Salama has re-established its solvency position to a strong and fully compliant level in line with the requirements of the Central Bank of the UAE (CBUAE), according to a press release.
As part of the restructuring process, Salama implemented an AED 456 million capital reduction to eliminate accumulated losses and align its equity base with its underlying economic position.
Moreover, the company resolved more than AED 420 million of legacy and non-admissible exposures, including disputed assets, historical impairments, and foreign exchange-related adjustments.
These moves have significantly strengthened Salama’s balance sheet and reduced volatility.
The company emphasized that the improvement repositions it as a well-capitalized, growth-ready Takaful insurer with renewed underwriting capacity.
The transformation was completed through the conversion of an AED 155 million mandatory convertible Sukuk (MCS) and the issuance of new shares.
The instrument was fully subscribed by strategic institutional investors Eshraq Investments and Humana Holding Limited, reflecting renewed investor confidence in Salama’s outlook.
Chairman of Salama, Essa Ali bin Salem Alzaabi, said: “The successful completion of this transformation reflects the board’s commitment to restoring the company’s financial strength and long-term sustainability.”
“With a fully reset balance sheet and strengthened capital position, Salama is now well positioned to pursue its strategic priorities with confidence and discipline,” Alzaabi added.

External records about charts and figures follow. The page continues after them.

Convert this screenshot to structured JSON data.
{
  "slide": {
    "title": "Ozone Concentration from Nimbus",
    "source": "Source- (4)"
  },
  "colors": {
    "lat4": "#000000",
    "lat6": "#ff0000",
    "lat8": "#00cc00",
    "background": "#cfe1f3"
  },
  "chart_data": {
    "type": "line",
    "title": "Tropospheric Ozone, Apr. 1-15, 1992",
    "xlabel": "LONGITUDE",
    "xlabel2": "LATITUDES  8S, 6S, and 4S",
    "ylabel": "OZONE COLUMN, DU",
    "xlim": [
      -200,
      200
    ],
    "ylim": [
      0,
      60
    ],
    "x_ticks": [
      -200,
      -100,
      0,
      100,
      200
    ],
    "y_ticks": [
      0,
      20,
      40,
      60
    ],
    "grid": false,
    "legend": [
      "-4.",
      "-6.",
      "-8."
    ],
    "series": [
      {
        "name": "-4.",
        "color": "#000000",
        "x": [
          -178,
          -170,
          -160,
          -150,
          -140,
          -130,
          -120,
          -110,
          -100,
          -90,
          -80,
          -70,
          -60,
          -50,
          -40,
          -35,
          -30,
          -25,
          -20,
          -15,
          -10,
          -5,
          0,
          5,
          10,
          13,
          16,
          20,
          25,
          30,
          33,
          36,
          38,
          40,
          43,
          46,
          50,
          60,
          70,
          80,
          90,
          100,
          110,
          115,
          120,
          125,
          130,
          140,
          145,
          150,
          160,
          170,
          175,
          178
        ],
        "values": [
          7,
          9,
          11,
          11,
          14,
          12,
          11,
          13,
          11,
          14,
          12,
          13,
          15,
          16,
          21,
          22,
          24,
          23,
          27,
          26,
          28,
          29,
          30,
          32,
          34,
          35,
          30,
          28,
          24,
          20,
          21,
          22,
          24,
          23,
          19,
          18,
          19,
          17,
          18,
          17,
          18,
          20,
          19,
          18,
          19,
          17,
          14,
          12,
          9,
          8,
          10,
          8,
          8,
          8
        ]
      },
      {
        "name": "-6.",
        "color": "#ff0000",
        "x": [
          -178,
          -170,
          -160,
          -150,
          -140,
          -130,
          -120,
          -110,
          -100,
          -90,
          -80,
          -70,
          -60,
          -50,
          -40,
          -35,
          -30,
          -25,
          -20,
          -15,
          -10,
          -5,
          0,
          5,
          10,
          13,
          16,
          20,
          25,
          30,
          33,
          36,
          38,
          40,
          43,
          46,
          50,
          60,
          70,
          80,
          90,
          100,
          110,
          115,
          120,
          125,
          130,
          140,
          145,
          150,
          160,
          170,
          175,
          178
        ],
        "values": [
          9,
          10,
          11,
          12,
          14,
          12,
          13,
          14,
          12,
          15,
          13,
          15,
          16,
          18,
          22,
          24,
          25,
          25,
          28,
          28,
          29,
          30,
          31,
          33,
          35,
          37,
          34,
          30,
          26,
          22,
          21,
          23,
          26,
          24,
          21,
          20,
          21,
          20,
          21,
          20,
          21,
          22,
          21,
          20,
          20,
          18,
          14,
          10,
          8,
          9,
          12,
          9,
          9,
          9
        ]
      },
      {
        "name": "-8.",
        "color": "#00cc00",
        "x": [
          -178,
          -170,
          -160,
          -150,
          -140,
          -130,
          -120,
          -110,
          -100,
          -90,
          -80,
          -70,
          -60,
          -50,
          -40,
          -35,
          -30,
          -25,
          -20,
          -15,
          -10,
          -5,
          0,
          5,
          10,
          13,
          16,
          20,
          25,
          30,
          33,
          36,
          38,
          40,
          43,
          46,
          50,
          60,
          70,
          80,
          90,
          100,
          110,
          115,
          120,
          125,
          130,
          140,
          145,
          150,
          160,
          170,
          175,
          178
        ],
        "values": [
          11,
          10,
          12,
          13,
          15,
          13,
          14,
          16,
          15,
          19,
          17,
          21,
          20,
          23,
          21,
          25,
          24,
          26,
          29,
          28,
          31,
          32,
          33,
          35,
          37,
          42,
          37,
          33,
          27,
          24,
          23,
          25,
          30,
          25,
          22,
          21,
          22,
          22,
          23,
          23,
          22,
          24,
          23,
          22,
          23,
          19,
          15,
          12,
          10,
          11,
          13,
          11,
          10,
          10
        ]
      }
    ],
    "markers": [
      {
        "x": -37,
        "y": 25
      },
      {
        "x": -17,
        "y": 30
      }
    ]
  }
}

Group CEO of Salama, Mohamed Ali Bouabane, stated: “The completion of our restructuring program marks a decisive turning point for Salama.”
“Today, Salama is a well-capitalised and compliant insurer, with the financial strength and operational discipline required to compete effectively,” the CEO added.
He noted: “Our focus now is on Salama- Public execution, delivering consistent underwriting performance, strengthening our market position and driving sustainable growth across our core businesses.”
The DFM-listed company is currently focused on reinstating underwriting capacity across core segments in addition to re-engaging key distribution channels and driving profitable growth across life & wealth, health, and property & casualty (P&C). It is also enhancing claims services, operational efficiency, and customer experience.